After more than a year of conducting research and holding public workshops around Florida, the wildlife commission voted unanimously Thursday to implement new sea trout rules for 2020. For the Indian River Lagoon, that means reducing the daily recreational bag limit from four fish to two per person; prohibiting charter captains from being included in the bag limit; reducing commercial trip limits to a maximum of 100 fish per vessel per day and closing the fishery in November and December.
During workshops held earlier this year, east-central that anglers participated in, some favored leaving current regulations in place; others called for a complete closure of the sea trout fishery to allow fish and habitat recovery.
“It’s really a compromise,” Krista Shipley of the division of marine fisheries management told commissioners of the new rules.
Captain Paul Fafeita, a Vero Beach fishing guide and president of the Treasure Coast chapter of CCA-Florida, supports the stricter measures.

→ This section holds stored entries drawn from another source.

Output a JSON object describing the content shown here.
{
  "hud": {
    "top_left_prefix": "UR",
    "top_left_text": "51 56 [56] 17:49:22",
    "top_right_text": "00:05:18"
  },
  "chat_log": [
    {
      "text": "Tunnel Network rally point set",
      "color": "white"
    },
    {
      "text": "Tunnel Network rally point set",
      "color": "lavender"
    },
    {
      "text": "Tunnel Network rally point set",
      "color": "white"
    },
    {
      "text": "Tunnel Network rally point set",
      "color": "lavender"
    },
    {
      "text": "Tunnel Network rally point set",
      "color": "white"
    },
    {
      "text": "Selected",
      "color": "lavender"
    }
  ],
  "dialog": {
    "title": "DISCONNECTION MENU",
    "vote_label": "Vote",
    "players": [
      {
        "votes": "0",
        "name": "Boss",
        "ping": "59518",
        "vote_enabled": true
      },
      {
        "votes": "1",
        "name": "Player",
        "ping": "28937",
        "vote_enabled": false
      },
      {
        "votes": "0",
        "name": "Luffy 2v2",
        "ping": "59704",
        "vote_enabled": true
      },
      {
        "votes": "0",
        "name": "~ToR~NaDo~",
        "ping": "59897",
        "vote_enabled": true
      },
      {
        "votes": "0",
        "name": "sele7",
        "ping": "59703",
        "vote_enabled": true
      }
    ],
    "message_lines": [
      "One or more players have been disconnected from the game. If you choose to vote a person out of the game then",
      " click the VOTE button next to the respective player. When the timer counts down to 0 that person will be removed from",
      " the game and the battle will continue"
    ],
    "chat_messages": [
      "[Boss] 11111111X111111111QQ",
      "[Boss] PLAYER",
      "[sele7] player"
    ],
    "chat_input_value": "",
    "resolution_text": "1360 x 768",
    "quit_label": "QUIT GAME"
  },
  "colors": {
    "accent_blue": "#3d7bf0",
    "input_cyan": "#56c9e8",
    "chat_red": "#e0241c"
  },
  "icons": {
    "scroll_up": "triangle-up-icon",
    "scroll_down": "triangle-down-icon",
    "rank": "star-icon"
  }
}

“Myself and many of my guide friends and fishing buddies all agree to the two-fish-per-angler limit; 15-19 inches max, with one over 19 inches per boat,” Fafeita wrote in an email to Vero Beach 32963. “Trout are in serious shape number-wise. No seagrasses in most of the lagoon and that’s where they live, as you know.”
But Vero Beach marine scientist Dr. Grant Gilmore called the regulations a waste of time.
“The fishery regs do not matter when the fish are disappearing with decline in habitat and water quality,” Gilmore wrote in an email. “Until the state does something about that, the new regulations are a waste of time.